Casa and Metsola have dragged Malta’s name through the mud internationally and actively promoted a Euro-parliamentary rule of law report of abject quality. Our country has been manipulated on the international stage and its economy imperilled by a high-stakes assault to sully Malta’s name for tawdry political advantage.

What was so deceitful and dishonourable about the two MEPs’ behaviour was that they apparently saw no ethical clash in serving on the parliamentary investigations when the European Parliament’s own code of conduct clearly lays down that conflicts of interest should be declared and sanctioned by European Parliament president Antonio Tajani.

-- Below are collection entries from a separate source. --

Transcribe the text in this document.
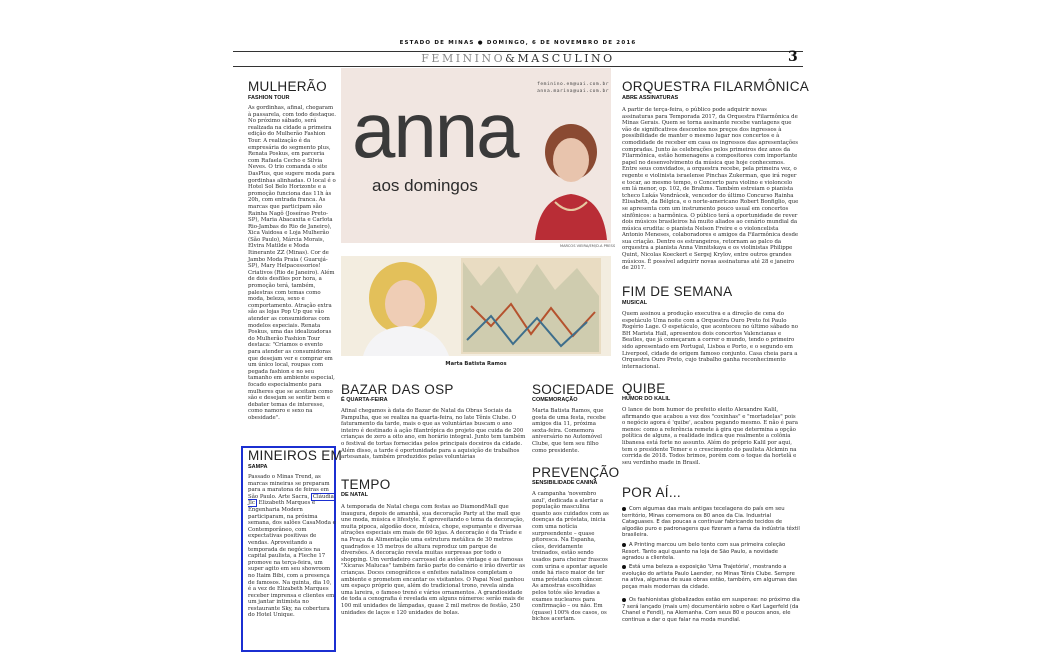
ESTADO DE MINAS ● DOMINGO, 6 DE NOVEMBRO DE 2016
FEMININO&MASCULINO	3
MULHERÃO
FASHION TOUR
As gordinhas, afinal, chegaram à passarela, com todo destaque. No próximo sábado, será realizada na cidade a primeira edição do Mulherão Fashion Tour. A realização é da empresária do segmento plus, Renata Poskus, em parceria com Rafaela Cecho e Silvia Neves. O trio comanda o site DasPlus, que sugere moda para gordinhas alinhadas. O local é o Hotel Sol Belo Horizonte e a promoção funciona das 11h às 20h, com entrada franca. As marcas que participam são Rainha Nagô (Joseírao Preto-SP), Maria Abacaxita e Carlota Rio-Jambas do Rio de Janeiro), Xica Vaidosa e Loja Mulherão (São Paulo), Márcia Morais, Elvira Matilde e Moda Itinerante ZZ (Minas). Cor de Jambo Moda Praia ( Guarujá-SP), Mary Helpacessorios! Criativos (Rio de Janeiro). Além de dois desfiles por hora, a promoção terá, também, palestras com temas como moda, beleza, sexo e comportamento. Atração extra são as lojas Pop Up que vão atender as consumidoras com modelos especiais. Renata Poskus, uma das idealizadoras do Mulherão Fashion Tour destaca: "Criamos o evento para atender as consumidoras que desejam ver e comprar em um único local, roupas com pegada fashion e no seu tamanho em ambiente especial, focado especialmente para mulheres que se aceitam como são e desejam se sentir bem e debater temas de interesse, como namoro e sexo na obesidade".
MINEIROS EM
SAMPA
Passado o Minas Trend, as marcas mineiras se preparam para a maratona de feiras em São Paulo. Arte Sacra, Cláudia Jlc Elizabeth Marques e Engenharia Modern participaram, na próxima semana, dos salões CasaModa e Contemporâneo, com expectativas positivas de vendas. Aproveitando a temporada de negócios na capital paulista, a Fleche 17 promove na terça-feira, um super agito em seu showroom no Itaim Bibi, com a presença de famosos. Na quinta, dia 10, é a vez de Elizabeth Marques receber imprensa e clientes em um jantar intimista no restaurante Sky, na cobertura do Hotel Unique.
anna
aos domingos
feminino.em@uai.com.br
anna.marina@uai.com.br
MARCOS VIEIRA/EM/D.A PRESS
Marta Batista Ramos
BAZAR DAS OSP
É QUARTA-FEIRA
Afinal chegamos à data do Bazar de Natal da Obras Sociais da Pampulha, que se realiza na quarta-feira, no late Tênis Clube. O faturamento da tarde, mais o que as voluntárias buscam o ano inteiro é destinado à ação filantrópica do projeto que cuida de 200 crianças de zero a oito ano, em horário integral. Junto tem também o festival de tortas fornecidas pelos principais doceiros da cidade. Além disso, a tarde é oportunidade para a aquisição de trabalhos artesanais, também produzidos pelas voluntárias
TEMPO
DE NATAL
A temporada de Natal chega com festas ao DiamondMall que inaugura, depois de amanhã, sua decoração Party at the mall que une moda, música e lifestyle. É aproveitando o tema da decoração, muita pipoca, algodão doce, música, chope, espumante e diversas atrações especiais em mais de 60 lojas. A decoração é da Tríade e na Praça da Alimentação uma estrutura metálica de 30 metros quadrados e 15 metros de altura reproduz um parque de diversões. A decoração revela muitas surpresas por todo o shopping. Um verdadeiro carrossel de aviões vintage e as famosas "Xícaras Malucas" também farão parte do cenário e irão divertir as crianças. Doces cenográficos e enfeites natalinos completam o ambiente e prometem encantar os visitantes. O Papai Noel ganhou um espaço próprio que, além do tradicional trono, revela ainda uma lareira, o famoso trenó e vários ornamentos. A grandiosidade de toda a cenografia é revelada em alguns números: serão mais de 100 mil unidades de lâmpadas, quase 2 mil metros de festão, 250 unidades de laços e 120 unidades de bolas.
SOCIEDADE
COMEMORAÇÃO
Marta Batista Ramos, que gosta de uma festa, recebe amigos dia 11, próxima sexta-feira. Comemora aniversário no Automóvel Clube, que tem seu filho como presidente.
PREVENÇÃO
SENSIBILIDADE CANINA
A campanha 'novembro azul', dedicada a alertar a população masculina quanto aos cuidados com as doenças da próstata, inicia com uma notícia surpreendente – quase pitoresca. Na Espanha, cães, devidamente treinados, estão sendo usados para cheirar frascos com urina e apontar aquele onde há risco maior de ter uma próstata com câncer. As amostras escolhidas pelos totós são levadas a exames nucleares para confirmação – ou não. Em (quase) 100% dos casos, os bichos acertam.
ORQUESTRA FILARMÔNICA
ABRE ASSINATURAS
A partir de terça-feira, o público pode adquirir novas assinaturas para Temporada 2017, da Orquestra Filarmônica de Minas Gerais. Quem se torna assinante recebe vantagens que vão de significativos descontos nos preços dos ingressos à possibilidade de manter o mesmo lugar nos concertos e à comodidade de receber em casa os ingressos das apresentações compradas. Junto às celebrações pelos primeiros dez anos da Filarmônica, estão homenagens a compositores com importante papel no desenvolvimento da música que hoje conhecemos. Entre seus convidados, a orquestra recebe, pela primeira vez, o regente e violinista israelense Pinchas Zukerman, que irá reger e tocar, ao mesmo tempo, o Concerto para violino e violoncelo em lá menor, op. 102, de Brahms. Também estreiam o pianista tcheco Lukás Vondrácek, vencedor do último Concurso Rainha Elisabeth, da Bélgica, e o norte-americano Robert Bonfiglio, que se apresenta com um instrumento pouco usual em concertos sinfônicos: a harmônica. O público terá a oportunidade de rever dois músicos brasileiros há muito aliados ao cenário mundial da música erudita: o pianista Nelson Freire e o violoncelista Antonio Meneses, colaboradores e amigos da Filarmônica desde sua criação. Dentre os estrangeiros, retornam ao palco da orquestra a pianista Anna Vinnitskaya e os violinistas Philippe Quint, Nicolas Koeckert e Sergej Krylov, entre outros grandes músicos. É possível adquirir novas assinaturas até 28 e janeiro de 2017.
FIM DE SEMANA
MUSICAL
Quem assinou a produção executiva e a direção de cena do espetáculo Uma noite com a Orquestra Ouro Preto foi Paulo Rogério Lage. O espetáculo, que aconteceu no último sábado no BH Marista Hall, apresentou dois concertos Valencianas e Beatles, que já começaram a correr o mundo, tendo o primeiro sido apresentado em Portugal, Lisboa e Porto, e o segundo em Liverpool, cidade de origem famoso conjunto. Casa cheia para a Orquestra Ouro Preto, cujo trabalho ganha reconhecimento internacional.
QUIBE
HUMOR DO KALIL
O lance de bom humor do prefeito eleito Alexandre Kalil, afirmando que acabou a vez dos "coxinhas" e "mortadelas" pois o negócio agora é 'quibe', acabou pegando mesmo. E não é para menos: como a referência remete à gira que determina a opção política de alguns, a realidade indica que realmente a colônia libanesa está forte no assunto. Além do próprio Kalil por aqui, tem o presidente Temer e o crescimento do paulista Alckmin na corrida de 2018. Todos brimos, porém com o toque da hortelã e seu verdinho made in Brasil.
POR AÍ...
Com algumas das mais antigas tecelagens do país em seu território, Minas comemora os 80 anos da Cia. Industrial Cataguases. E das poucas a continuar fabricando tecidos de algodão puro e padronagens que fizeram a fama da indústria têxtil brasileira.
A Printing marcou um belo tento com sua primeira coleção Resort. Tanto aqui quanto na loja de São Paulo, a novidade agradou a clientela.
Está uma beleza a exposição 'Uma Trajetória', mostrando a evolução do artista Paulo Laender, no Minas Tênis Clube. Sempre na ativa, algumas de suas obras estão, também, em algumas das peças mais modernas da cidade.
Os fashionistas globalizados estão em suspense: no próximo dia 7 será lançado (mais um) documentário sobre o Karl Lagerfeld (da Chanel e Fendi), na Alemanha. Com seus 80 e poucos anos, ele continua a dar o que falar na moda mundial.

As a matter of honour and propriety, Casa and Metsola should have recused themselves from the joint ad hoc delegations. Instead, it is clear from the subsequent reports that they played a major part in their formulation and the provision of so-called evidence and conclusions. In their own minds, so long as it was “politically conclusive”, Malta’s international reputation could be traduced. It was foolish of the Euro-parliamentary committee to rush to judgment and an appalling misjudgement that Maltese MEPs should have connived at such a report on trumped up grounds.

The presence of Casa and, latterly, Metsola on the delegations influenced the outcome and undermined any pretence that it was independent or impartial. These Nationalist MEPs were not neutral and had a massive axe to grind. There was a glaring conflict of interest.

Casa and Metsola were elected to represent the interests of one third of the Maltese electorate. But they had no compunction about actively dragging Malta’s name through the mud for party-political reasons. As European parliamentarians representing Maltese constituents, they should have set the bar high in establishing the burden of proof in parliamentary reports of such importance.

They did not. They are unworthy of representing us again and the sovereign electorate of Malta will have a chance to judge their record on May 25.

What should PN members who care about the good name of Malta do? There are some extremely good candidates standing for the PN. I mention just two: Peter Agius and Michael Briguglio. They have integrity. They have the right qualities and background experience to fight for the wider good of Malta and to become honourable representatives of the people of this country.

PN members should give them their wholehearted support.